A shrill scream cut through Bates’ sentence. And it came from somewhere near at hand. Agent X turned the color of paper. What had he done? Sav
ed those in the room above, perhaps, by making a lethal chamber of their own quarters. But that scream of terror could have come but from one person—Betty Dale. She was somewhere in that under-water hole, sharing the death by inches that X and Bates had designed for themselves.
“Betty!” X called hoarsely. “Where are you?”
“Something struck this door over here, sir,” Bates told him. “I was just going to suggest we try to get through that way. Look, some one’s trying to open it.”
“Betty!” X shouted. “Don’t open that door. Stay where you are!” For X had good reason to believe that the deadly gas would dissipate before it could penetrate that door.
But he had warned the girl too late. The door swung open a little. Current caught it and swung it wide. For a brief moment, X saw Betty knee deep in water that had seeped into the next room. Then she disappeared in a veritable avalanche of water that poured through the door.
THERE was one thing in their favor: the next room had an electric light close to the ceiling. X swam through the door, saw Betty’s golden head rise above the water.
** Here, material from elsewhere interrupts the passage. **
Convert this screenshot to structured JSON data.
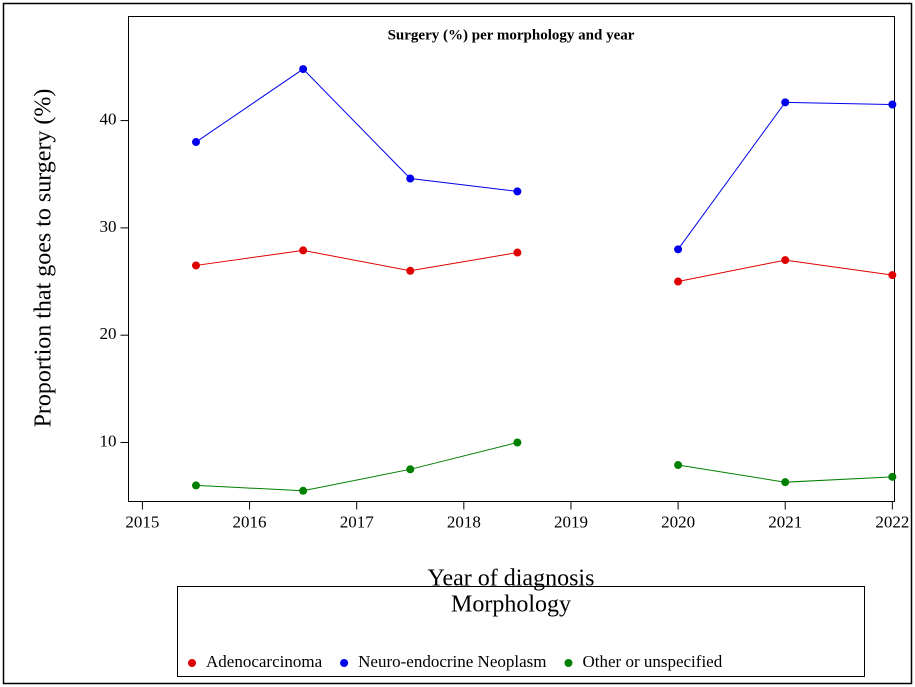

In another moment, he was beside her. The water was not yet up to X’s and Bates’ chins, but Betty was forced to swim to keep her head above water.
X clasped the girl in his arms. She was sobbing with relief. “Oh, I’m so glad you’re safe,” she choked out. “When I heard that fiend say he was going to turn on the gas in the room above, when I heard him say that you were there, I nearly went mad. I tried not to—”
“There, there,” X comforted. “Everything is all right.” There was no use telling her of the fearful proximity of death.
Bates pointed to the ceiling. “Door up there. Suppose we could get through?”
“It’s locked,” Betty told them. “I tried it hours ago. I’ve lost all track of time. I haven’t seen a soul since the veiled devil put me down here.”
“How did you get up to the door?” asked X.
“With the bed spring,” she explained. “The bed is under water now. But it’s no use trying it. The door’s locked.”